En 1946, la SNCF soumet à l’homologation du ministère des Transports un certain nombre de propositions concernant les tarifs et le trafic marchandises. La plus importante est, sans conteste, la modification du régime d’acheminement des transports de marchandises déjà mise en application le 1er janvier 1946.
« Jusqu’au 1er janvier 1946, les transports par chemins de fer se faisaient, exception faite des petits colis et des animaux vivants, au choix de l’expéditeur, sous deux régimes extrêmement différents, tant en ce qui concerne le mode d’acheminement qu’en ce qui concerne les prix :
• la grande vitesse [GV], qui comportait un acheminement rapide, mais – abstraction faite du cas des denrées périssables – des prix de transport généralement élevés ; ce régime de transport concernait toutes les marchandises dont la nature exigeait un acheminement rapide ou dont la valeur pouvait supporter des prix de transport élevés ;
• la petite vitesse [PV], qui offrait, au contraire, des prix moindres, mais un acheminement plus lent ; sous ce régime étaient transportées toutes les autres marchandises, aussi bien les produits ordinaires de faible valeur pour lesquels la rapidité d’acheminement était un facteur secondaire, que les marchandises (telles que les produits alimentaires, l’épicerie, le mobilier, les produits fabriqués) supportant difficilement les prix de la GV, mais pour lesquelles la vitesse d’acheminement pouvait être, au contraire, un élément essentiel.
« Partant du principe que la vitesse d’acheminement devait être fonction de la nature de la marchandise et non pas, comme par le passé, laissée au libre choix de l’expéditeur, le chemin de fer a été amené à réviser ses conceptions en matière d’acheminement.
De là est née l’idée de la généralisation de la « Vitesse Unique » qui existait déjà pour les petits colis et les animaux vivants : cette réforme entraîne donc la disparition des notions de « Grande Vitesse » et de « Petite Vitesse » qui remontaient à l’origine des chemins de fer. Maintenant, sans que l’expéditeur ait le choix de l’acheminement, les marchandises sont acceptées au transport à l’un des deux régimes ci-après : « régime accéléré » [RA] ou « régime ordinaire » [RO].

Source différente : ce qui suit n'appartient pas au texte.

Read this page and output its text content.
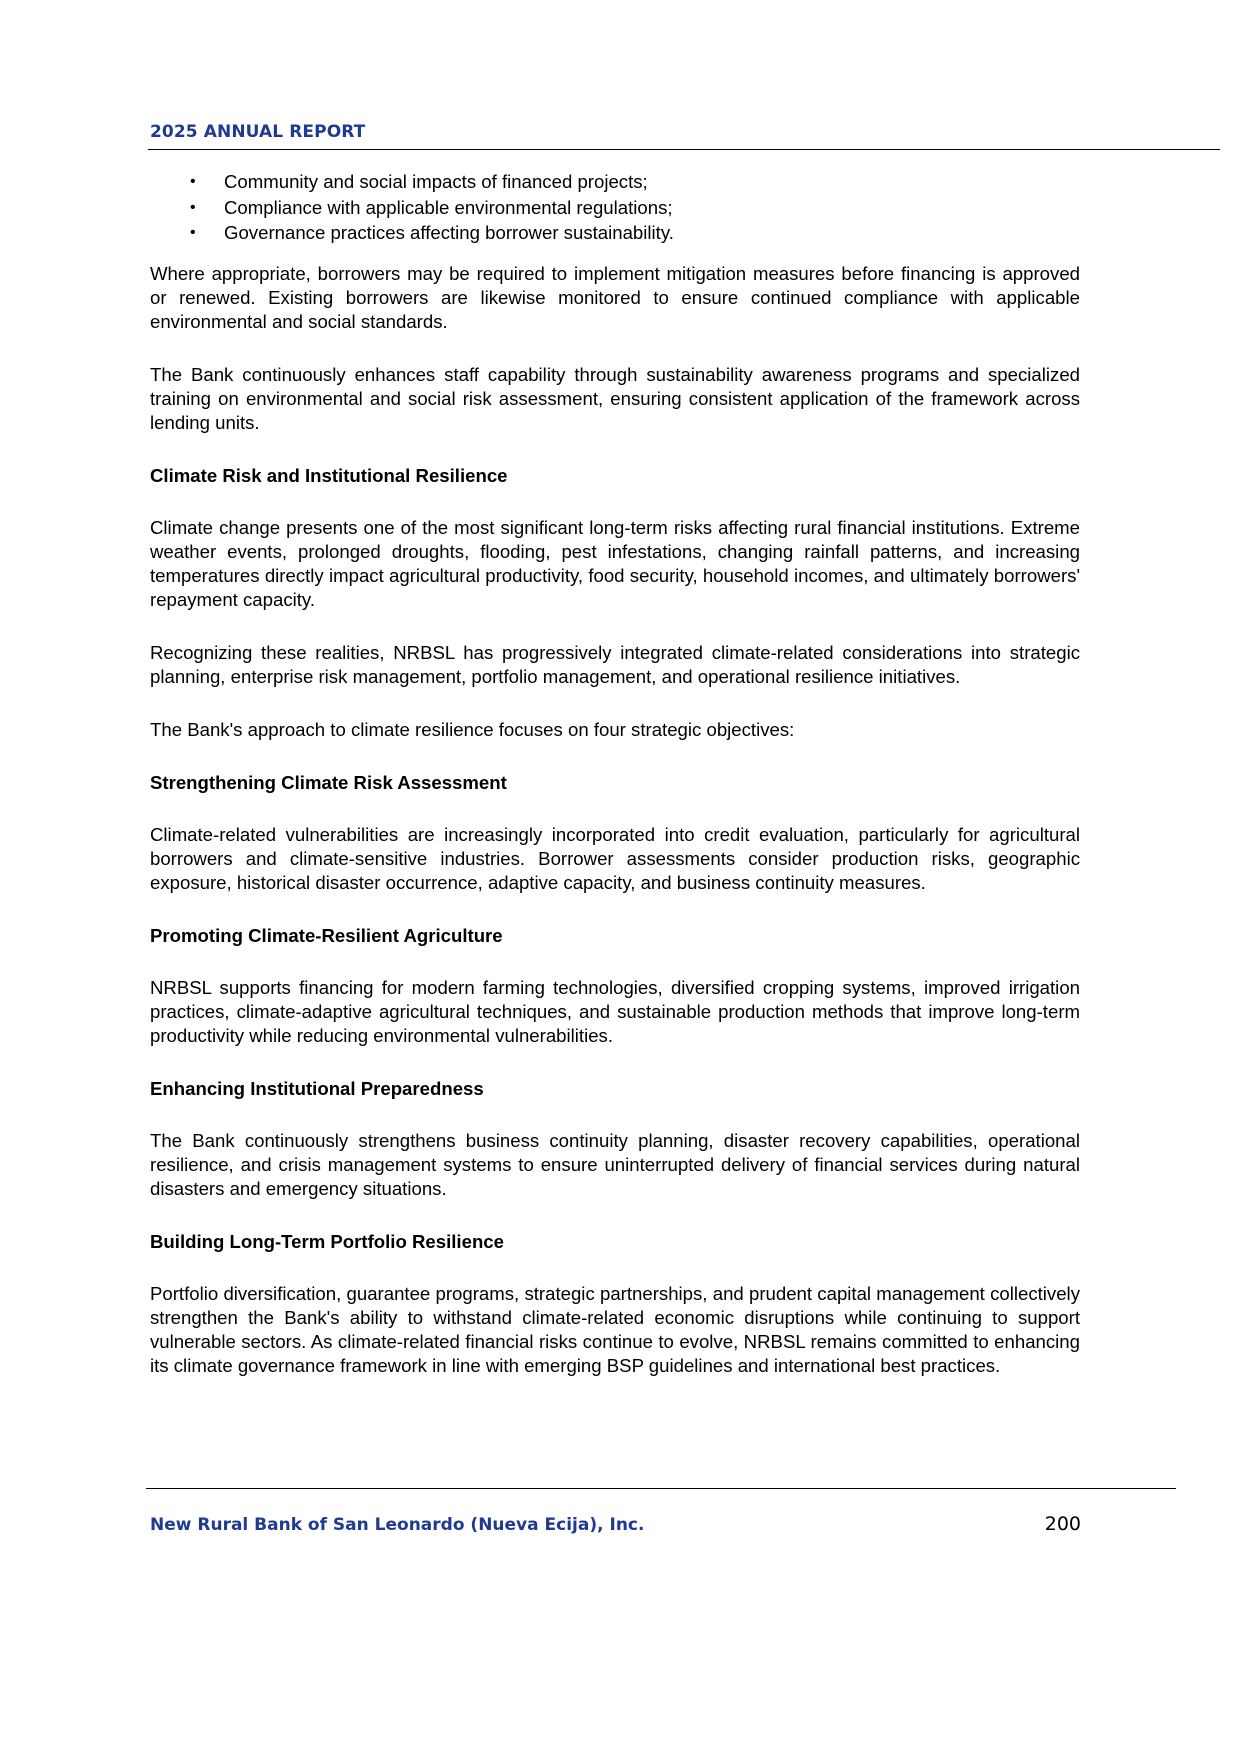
2025 ANNUAL REPORT
• Community and social impacts of financed projects;
• Compliance with applicable environmental regulations;
• Governance practices affecting borrower sustainability.

Where appropriate, borrowers may be required to implement mitigation measures before financing is approved or renewed. Existing borrowers are likewise monitored to ensure continued compliance with applicable environmental and social standards.

The Bank continuously enhances staff capability through sustainability awareness programs and specialized training on environmental and social risk assessment, ensuring consistent application of the framework across lending units.

Climate Risk and Institutional Resilience

Climate change presents one of the most significant long-term risks affecting rural financial institutions. Extreme weather events, prolonged droughts, flooding, pest infestations, changing rainfall patterns, and increasing temperatures directly impact agricultural productivity, food security, household incomes, and ultimately borrowers' repayment capacity.

Recognizing these realities, NRBSL has progressively integrated climate-related considerations into strategic planning, enterprise risk management, portfolio management, and operational resilience initiatives.

The Bank's approach to climate resilience focuses on four strategic objectives:

Strengthening Climate Risk Assessment

Climate-related vulnerabilities are increasingly incorporated into credit evaluation, particularly for agricultural borrowers and climate-sensitive industries. Borrower assessments consider production risks, geographic exposure, historical disaster occurrence, adaptive capacity, and business continuity measures.

Promoting Climate-Resilient Agriculture

NRBSL supports financing for modern farming technologies, diversified cropping systems, improved irrigation practices, climate-adaptive agricultural techniques, and sustainable production methods that improve long-term productivity while reducing environmental vulnerabilities.

Enhancing Institutional Preparedness

The Bank continuously strengthens business continuity planning, disaster recovery capabilities, operational resilience, and crisis management systems to ensure uninterrupted delivery of financial services during natural disasters and emergency situations.

Building Long-Term Portfolio Resilience

Portfolio diversification, guarantee programs, strategic partnerships, and prudent capital management collectively strengthen the Bank's ability to withstand climate-related economic disruptions while continuing to support vulnerable sectors. As climate-related financial risks continue to evolve, NRBSL remains committed to enhancing its climate governance framework in line with emerging BSP guidelines and international best practices.

New Rural Bank of San Leonardo (Nueva Ecija), Inc.	200
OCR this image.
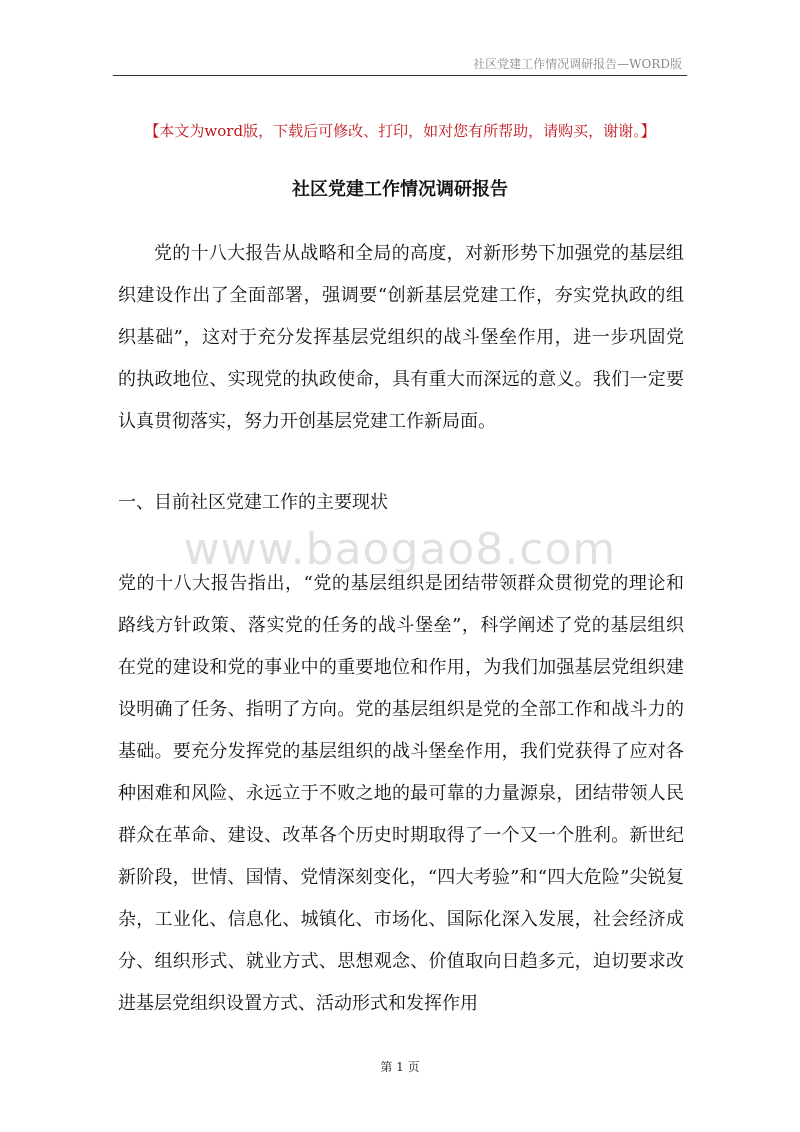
社区党建工作情况调研报告—WORD版
【本文为word版，下载后可修改、打印，如对您有所帮助，请购买，谢谢。】
社区党建工作情况调研报告

党的十八大报告从战略和全局的高度，对新形势下加强党的基层组织建设作出了全面部署，强调要“创新基层党建工作，夯实党执政的组织基础”，这对于充分发挥基层党组织的战斗堡垒作用，进一步巩固党的执政地位、实现党的执政使命，具有重大而深远的意义。我们一定要认真贯彻落实，努力开创基层党建工作新局面。

一、目前社区党建工作的主要现状

www.baogao8.com

党的十八大报告指出，“党的基层组织是团结带领群众贯彻党的理论和路线方针政策、落实党的任务的战斗堡垒”，科学阐述了党的基层组织在党的建设和党的事业中的重要地位和作用，为我们加强基层党组织建设明确了任务、指明了方向。党的基层组织是党的全部工作和战斗力的基础。要充分发挥党的基层组织的战斗堡垒作用，我们党获得了应对各种困难和风险、永远立于不败之地的最可靠的力量源泉，团结带领人民群众在革命、建设、改革各个历史时期取得了一个又一个胜利。新世纪新阶段，世情、国情、党情深刻变化，“四大考验”和“四大危险”尖锐复杂，工业化、信息化、城镇化、市场化、国际化深入发展，社会经济成分、组织形式、就业方式、思想观念、价值取向日趋多元，迫切要求改进基层党组织设置方式、活动形式和发挥作用

第 1 页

« Bénéficient, d’office, du régime accéléré :
• tous les trafics de détail : petits colis, colis familiaux, ainsi que les expéditions de détail rangées dans les deux premières séries par la Classification générale des Marchandises, à l’exception, toutefois, des emballages vides taxés aux prix des tarifs spéciaux 25 et 26 ;
• les denrées transportées aux prix et conditions du tarif 103 et les animaux vivants ;
• les finances, valeurs, objets d’art et de valeur ;
• les wagons complets du Tarif général chargés de marchandises des première et deuxième séries, parmi lesquelles se trouvent notamment les produits fabriqués ;
• les groupages de marchandises, les envois en camions et en remorques rail-route, les envois en cadres ressortissant aux deux premières séries, les véhicules routiers et le matériel assimilé ;
• les envois de certaines marchandises (sur toutes ou sur certaines relations) qui, par leur nature, exigent un régime de transport rapide : le mobilier, la bière, par exemple. « Le régime ordinaire s’applique à toutes les autres marchandises qui restent soumises aux délais de la petite vitesse ; c’est notamment le cas des pondéreux, des matières premières, des produits agricoles et industriels lourds qui bénéficient d’une tarification très basse et pour lesquels un acheminement rapide a moins ou peu d’intérêt.
« L’expéditeur a, néanmoins, pour un transport déterminé relevant normalement de l’acheminement ordinaire, la possibilité d’obtenir le bénéfice de l’acheminement accéléré. Mais, dans ce cas, il est dans l’obligation d’acquitter un supplément de prix, qui est d’ailleurs notablement plus réduit que celui qui était autrefois exigé pour passer du tarif PV à celui de la GV (1). »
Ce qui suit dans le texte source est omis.